Officials in 15 states, as well as the District of Columbia, have joined forces on a plan aiming to phase out gas- and diesel-powered trucks during the next three decades, replacing them with zero-emission, or ZEV, alternatives.
The plan picks up on a groundbreaking move announced in June by the California Air Resources Board that would begin the transition in 2024. CARB’s plan, which covers both medium and heavy trucks, would lead to the adoption of both battery-electric and hydrogen fuel-cell powertrain technology.
“Now is the time to act,” said Connecticut Governor Ned Lamont, echoing a statement issued by the various states signing on to the agreement. It noted that the trucking industry is reaching “an important transition point” as more and more clean alternatives to conventional internal combustion technology come to market.
The group’s statement noted that “at least 70” electric truck and bus models are already available, with more coming. That includes entries not only from traditional players like Freightliner and Ford, but also newer entrants such as Tesla and Nikola. The former is preparing its Class 8 all-electric Semi for production in barely a year while the latter, a Phoenix-based start-up, is focusing on both hydrogen and electric technology for both heavy-duty and smaller trucks.
California’s first-of-their-kind guidelines cover a broad range of truck segments, from medium-duty models up to the Class-8 semis that move vast amounts of goods throughout the state and across the country, and they begin to take effect in 2024. By 2035, fully 100% of government fleets and last-mile delivery trucks would have to use zero-emissions powertrain technology, along with 75% of other delivery trucks and vans.
The new coalition would cover everything from heavy-duty pickups to long-haul delivery trucks, setting a ZEV target of 30% by 2030, and 100% by 2050.
The California mandate alone is expected to see about 300,000 trucks go emissions-free by 2035. The new coalition would drive that figure up substantially.
The states that signed on Tuesday include California, as well as Connecticut, Colorado, Hawaii, Maine, Maryland, Massachusetts, New Jersey, New York, North Carolina, Oregon, Pennsylvania, Rhode Island, Vermont and Washington, as well as the District of Columbia.
Heavy- and medium-duty trucks and buses account for about 4% of the total vehicles in use on U.S. roads, but they produce 25% of the greenhouse gas emissions from the country’s transportation sector.
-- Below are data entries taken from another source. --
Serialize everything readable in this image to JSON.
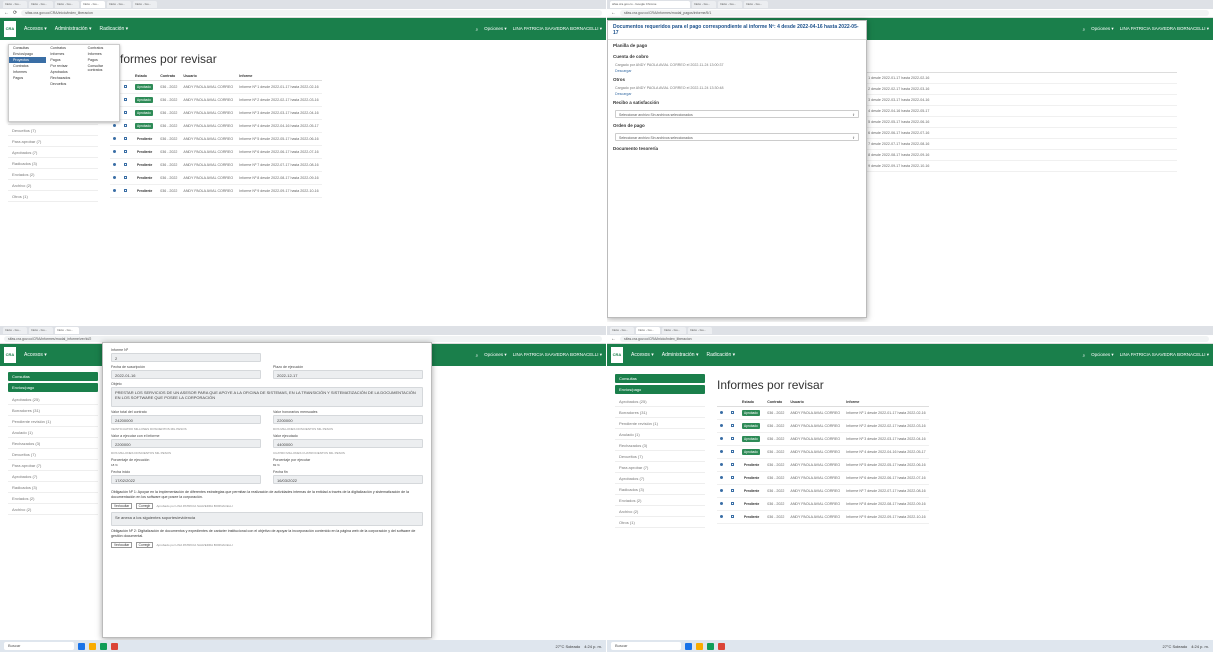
{
  "browser": {
    "tabs": [
      "Inicio - Go...",
      "Inicio - Go...",
      "Inicio - Go...",
      "Inicio - Go...",
      "Inicio - Go...",
      "Inicio - Go...",
      "Inicio - Go...",
      "Inicio - Go..."
    ],
    "url_q1": "sifas.cra.gov.co/CRA/inicio/index_liberacion",
    "url_q2": "sifas.cra.gov.co/CRA/informes/modal_pagos/informe/5/1",
    "url_q3": "sifas.cra.gov.co/CRA/informes/modal_informe/ver/id/2",
    "url_q4": "sifas.cra.gov.co/CRA/inicio/index_liberacion",
    "window_title_q2": "sifas.cra.gov.co - Google Chrome"
  },
  "nav": {
    "logo": "CRA",
    "menu_items": [
      "Accesos ▾",
      "Administración ▾",
      "Radicación ▾"
    ],
    "right_items": [
      "Opciones ▾",
      "LINA PATRICIA SAAVEDRA BORNACELLI ▾"
    ]
  },
  "sidebar": {
    "buttons": [
      "Consultas",
      "Envíos/pago"
    ],
    "items": [
      "Aprobados (25)",
      "Borradores (31)",
      "Pendiente revisión (1)",
      "Anulado (1)",
      "Rechazados (3)",
      "Devueltos (7)",
      "Para aprobar (7)",
      "Aprobados (7)",
      "Radicados (3)",
      "Enviados (2)",
      "Archivo (2)",
      "Otros (1)"
    ]
  },
  "dropdown": {
    "col1": [
      "Consultas",
      "Envíos/pago",
      "Proyectos",
      "Contratos",
      "Informes",
      "Pagos"
    ],
    "col2": [
      "Contratos",
      "Informes",
      "Pagos",
      "Por revisar",
      "Aprobados",
      "Rechazados",
      "Devueltos"
    ],
    "col3": [
      "Contratos",
      "Informes",
      "Pagos",
      "Consultar contratos"
    ]
  },
  "main": {
    "title": "Informes por revisar",
    "columns": [
      "",
      "",
      "Estado",
      "Contrato",
      "Usuario",
      "Informe"
    ],
    "rows": [
      {
        "estado": "Aprobado",
        "contrato": "036 - 2022",
        "usuario": "ANDY PAOLA AVIAL CORREO",
        "informe": "Informe Nº 1 desde 2022-01-17 hasta 2022-02-16"
      },
      {
        "estado": "Aprobado",
        "contrato": "036 - 2022",
        "usuario": "ANDY PAOLA AVIAL CORREO",
        "informe": "Informe Nº 2 desde 2022-02-17 hasta 2022-03-16"
      },
      {
        "estado": "Aprobado",
        "contrato": "036 - 2022",
        "usuario": "ANDY PAOLA AVIAL CORREO",
        "informe": "Informe Nº 3 desde 2022-03-17 hasta 2022-04-16"
      },
      {
        "estado": "Aprobado",
        "contrato": "036 - 2022",
        "usuario": "ANDY PAOLA AVIAL CORREO",
        "informe": "Informe Nº 4 desde 2022-04-16 hasta 2022-05-17"
      },
      {
        "estado": "Pendiente",
        "contrato": "036 - 2022",
        "usuario": "ANDY PAOLA AVIAL CORREO",
        "informe": "Informe Nº 5 desde 2022-05-17 hasta 2022-06-16"
      },
      {
        "estado": "Pendiente",
        "contrato": "036 - 2022",
        "usuario": "ANDY PAOLA AVIAL CORREO",
        "informe": "Informe Nº 6 desde 2022-06-17 hasta 2022-07-16"
      },
      {
        "estado": "Pendiente",
        "contrato": "036 - 2022",
        "usuario": "ANDY PAOLA AVIAL CORREO",
        "informe": "Informe Nº 7 desde 2022-07-17 hasta 2022-08-16"
      },
      {
        "estado": "Pendiente",
        "contrato": "036 - 2022",
        "usuario": "ANDY PAOLA AVIAL CORREO",
        "informe": "Informe Nº 8 desde 2022-08-17 hasta 2022-09-16"
      },
      {
        "estado": "Pendiente",
        "contrato": "036 - 2022",
        "usuario": "ANDY PAOLA AVIAL CORREO",
        "informe": "Informe Nº 9 desde 2022-09-17 hasta 2022-10-16"
      }
    ]
  },
  "pay_modal": {
    "header": "Documentos requeridos para el pago correspondiente al informe Nº: 4 desde 2022-04-16 hasta 2022-05-17",
    "sections": [
      {
        "title": "Planilla de pago",
        "sub": "",
        "action": ""
      },
      {
        "title": "Cuenta de cobro",
        "sub": "Cargado por ANDY PAOLA AVIAL CORREO el 2022-11-24 13:00:37",
        "action": "Descargar"
      },
      {
        "title": "Otros",
        "sub": "Cargado por ANDY PAOLA AVIAL CORREO el 2022-11-24 13:30:48",
        "action": "Descargar"
      },
      {
        "title": "Recibo a satisfacción",
        "sub": "",
        "action": ""
      },
      {
        "title": "Orden de pago",
        "sub": "",
        "action": ""
      },
      {
        "title": "Documento tesorería",
        "sub": "",
        "action": ""
      }
    ],
    "file_placeholder": "Seleccionar archivo   Sin archivos seleccionados"
  },
  "report_form": {
    "fields": [
      {
        "label": "Informe Nº",
        "value": "2"
      },
      {
        "label": "Fecha de suscripción",
        "value": "2022-01-16"
      },
      {
        "label": "Plazo de ejecución",
        "value": "2022-12-17"
      },
      {
        "label": "Objeto",
        "value": "PRESTAR LOS SERVICIOS DE UN ASESOR PARA QUE APOYE A LA OFICINA DE SISTEMAS, EN LA TRANSICIÓN Y SISTEMATIZACIÓN DE LA DOCUMENTACIÓN EN LOS SOFTWARE QUE POSEE LA CORPORACIÓN"
      },
      {
        "label": "Valor total del contrato",
        "value": "24200000"
      },
      {
        "label": "Valor honorarios mensuales",
        "value": "2200000"
      },
      {
        "label": "Valor a ejecutar con el informe",
        "value": "2200000"
      },
      {
        "label": "Valor ejecutado",
        "value": "4400000"
      },
      {
        "label": "Porcentaje de ejecución",
        "value": "18 %"
      },
      {
        "label": "Porcentaje por ejecutar",
        "value": "82 %"
      },
      {
        "label": "Fecha inicio",
        "value": "17/02/2022"
      },
      {
        "label": "Fecha fin",
        "value": "16/03/2022"
      }
    ],
    "words": [
      "VEINTICUATRO MILLONES DOSCIENTOS MIL PESOS",
      "DOS MILLONES DOSCIENTOS MIL PESOS",
      "DOS MILLONES DOSCIENTOS MIL PESOS",
      "CUATRO MILLONES CUATROCIENTOS MIL PESOS"
    ],
    "obligation1": "Obligación Nº 1: Apoyar en la implementación de diferentes estrategias que permitan la realización de actividades internas de la entidad a través de la digitalización y sistematización de la documentación en los software que posee la corporación.",
    "obligation1_note": "Se anexa a los siguientes soportes/evidencia",
    "obligation2": "Obligación Nº 2: Digitalización de documentos y expedientes de carácter institucional con el objetivo de apoyar la incorporación contenido en la página web de la corporación y del software de gestión documental.",
    "buttons": [
      "Ver/ocultar",
      "Corregir",
      "Aprobado"
    ],
    "approved_by": "Aprobado por LINA PATRICIA SAAVEDRA BORNACELLI"
  },
  "taskbar": {
    "search": "Buscar",
    "weather": "27°C Soleado",
    "time": "4:24 p. m."
  },
  "colors": {
    "brand": "#1a7f4b",
    "approved": "#2e8b57",
    "link": "#3a6ea5"
  }
}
They also contribute a disproportionate share of other pollutants, such as ozone, oxides of nitrogen and, in the case of diesels, the particulates linked to lung cancer and other pulmonary diseases.
“Our efforts in California will be magnified through the efforts of this multistate coalition to reduce emissions and improve air quality,” said Gov. Gavin Newsom. “By working together we can move towards a cleaner future.”
During a CARB hearing in California last month, industry officials cautioned that the timetable the state was planning could be too aggressive, pointing to concern about the cost of ZEV technology and the lack of a supporting infrastructure of EV chargers and hydrogen fueling stations.
The latest development brought a similarly mixed industry response.
On the plus side, “Nationwide efforts to decarbonize freight transportation are moving at warp speed,” said Glen Kedzie, the environmental affairs counsel for American Trucking Associations. “In what was merely considered a pipe dream 10 years ago, truck electrification is now looking more and more like the chosen technology future of freight movement.”
But Kedzie did raise his own note of caution. “While our industry supports fleet choice in purchasing new equipment, we are concerned when companies are dictated to as to how to make their capital expenditures.”
Despite such concerns, proponents said the switch to ZEV alternatives would eventually pay off for the industry in both lower purchase and operating costs. While electric-drive technology is still more expensive than gas and diesel alternatives, the gap is rapidly closing.
Lithium-ion batteries have dipped in price by about 85% during the last decade and are projected to be cut in half again by mid-decade, according to industry officials, including General Motors President Mark Reuss.
“Apart from the public health benefits and avoided health care costs zero-emission trucks and buses provide, by 2030, the total cost of ownership for many common commercial vehicles is projected to reach parity with conventionally fueled vehicles,” the statement issued by the new ZEV truck coalition said.